Exxon has been in "open conflict about climate strategy and disclosure" with its investors, said Edward Mason, who represented the Church of England and presented two climate resolutions that failed to pass.

Shareholders in recent years have pressed Exxon to define a path toward meeting the 2015 Paris climate agreement to limit global warming, but the company has not committed to any targets.

"Engagement on climate is important, but working on solutions through fundamental research and development for new technologies is also important," said Exxon Chief Executive Darren Woods. He pointed to a $100 million commitment to partner with the U.S. Department of Energy's national labs to research and bring lower-emission technologies to commercial scale.

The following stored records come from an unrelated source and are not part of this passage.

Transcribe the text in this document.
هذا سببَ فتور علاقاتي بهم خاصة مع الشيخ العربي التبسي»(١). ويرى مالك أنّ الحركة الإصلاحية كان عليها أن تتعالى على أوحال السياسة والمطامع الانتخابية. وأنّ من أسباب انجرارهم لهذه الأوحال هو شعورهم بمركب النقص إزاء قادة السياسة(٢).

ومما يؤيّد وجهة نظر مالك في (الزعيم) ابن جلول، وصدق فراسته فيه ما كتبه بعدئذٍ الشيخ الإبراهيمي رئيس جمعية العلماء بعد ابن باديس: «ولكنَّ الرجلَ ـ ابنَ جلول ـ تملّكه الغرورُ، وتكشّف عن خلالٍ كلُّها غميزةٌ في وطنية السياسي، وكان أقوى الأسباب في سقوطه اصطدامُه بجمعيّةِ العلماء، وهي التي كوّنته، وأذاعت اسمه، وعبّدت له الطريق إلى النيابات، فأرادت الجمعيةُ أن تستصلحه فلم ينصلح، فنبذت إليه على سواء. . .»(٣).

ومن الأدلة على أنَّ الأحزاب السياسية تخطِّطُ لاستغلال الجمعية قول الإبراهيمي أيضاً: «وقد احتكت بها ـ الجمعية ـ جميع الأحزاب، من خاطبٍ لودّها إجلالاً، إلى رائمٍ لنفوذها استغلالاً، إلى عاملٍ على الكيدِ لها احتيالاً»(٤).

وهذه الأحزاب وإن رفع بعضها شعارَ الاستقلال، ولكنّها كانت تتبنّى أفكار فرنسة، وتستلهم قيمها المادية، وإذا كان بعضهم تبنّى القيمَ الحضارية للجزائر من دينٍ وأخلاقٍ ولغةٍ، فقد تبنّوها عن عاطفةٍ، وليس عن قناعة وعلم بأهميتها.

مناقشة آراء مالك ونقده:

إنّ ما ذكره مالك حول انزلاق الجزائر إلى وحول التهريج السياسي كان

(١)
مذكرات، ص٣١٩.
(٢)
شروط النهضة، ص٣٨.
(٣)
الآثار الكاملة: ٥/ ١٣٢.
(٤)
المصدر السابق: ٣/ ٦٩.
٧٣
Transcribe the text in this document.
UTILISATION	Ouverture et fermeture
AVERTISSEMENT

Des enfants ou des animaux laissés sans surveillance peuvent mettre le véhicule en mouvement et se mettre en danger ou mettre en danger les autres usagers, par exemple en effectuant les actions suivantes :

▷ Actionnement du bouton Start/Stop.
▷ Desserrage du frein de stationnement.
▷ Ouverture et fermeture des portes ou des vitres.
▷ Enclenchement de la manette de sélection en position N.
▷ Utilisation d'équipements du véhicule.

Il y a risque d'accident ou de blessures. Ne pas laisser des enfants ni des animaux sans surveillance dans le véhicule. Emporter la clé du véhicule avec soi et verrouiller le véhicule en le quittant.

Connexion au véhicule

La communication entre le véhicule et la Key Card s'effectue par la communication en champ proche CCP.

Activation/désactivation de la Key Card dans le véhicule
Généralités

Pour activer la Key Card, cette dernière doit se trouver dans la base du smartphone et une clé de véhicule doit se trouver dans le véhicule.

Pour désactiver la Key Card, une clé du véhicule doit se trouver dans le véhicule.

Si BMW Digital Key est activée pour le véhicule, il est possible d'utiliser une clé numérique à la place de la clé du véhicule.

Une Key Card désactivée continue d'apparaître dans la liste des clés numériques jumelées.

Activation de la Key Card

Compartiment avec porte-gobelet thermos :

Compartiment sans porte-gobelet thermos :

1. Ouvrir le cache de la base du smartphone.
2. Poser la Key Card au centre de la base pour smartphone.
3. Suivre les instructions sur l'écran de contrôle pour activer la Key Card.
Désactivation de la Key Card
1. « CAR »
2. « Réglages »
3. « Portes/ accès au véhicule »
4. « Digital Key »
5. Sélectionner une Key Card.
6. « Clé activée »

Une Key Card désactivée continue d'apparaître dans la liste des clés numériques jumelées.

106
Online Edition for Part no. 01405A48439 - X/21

Exxon has multi-billion dollar expansion programs to find and produce new reserves of oil and natural gas, as well as to expand its refining and chemical footprint. It has projected shale production of 1 million barrels per day in the Permian Basin, the top U.S. shale field, as early as 2024.

The independent board chair proposal won a record level of support, New York State Comptroller Thomas DiNapoli said in a statement. "Exxon would ignore this level of support for an independent board chair at its own risk,” he added.

CEO Woods said the company would continue to engage with shareholders as part of a "a years-long process."

More than 50 people organized by environmental group 350 Dallas held signs and chanted outside the hotel entrance to protest Exxon's climate policies.

"The climate crisis is real and they have contributed to it," said Olinka Green, 50, of Dallas, who held a sign that said, "There is no Planet B."

Shares of the Dow Jones Industrial Average component were down less than 1% on Wednesday.

Exxon is pushing ahead in China despite the trade war between the two countries, and Woods said its plans have not been interrupted.

Last year it was approved for an about $9 billion liquefied natural gas terminal and a massive chemicals project in China, the second foreign firm after Germany’s BASF to gain approval to operate such a plant without a local sponsor.

© Reuters. Protestors gather outside the ExxonMobil annual shareholders meeting to protest the company’s climate policies as people arrive at the 2019 annual shareholders meeting in Dallas

"That is a lifelong investment, a 50- to 100-year timeline investment," Woods said. "While we're sensitive to what we're seeing in the current environment and the implications, and we're making sure that we understand how issues can play themselves out, we're also trying to put that in the context of this long-term time horizon we're trying to manage."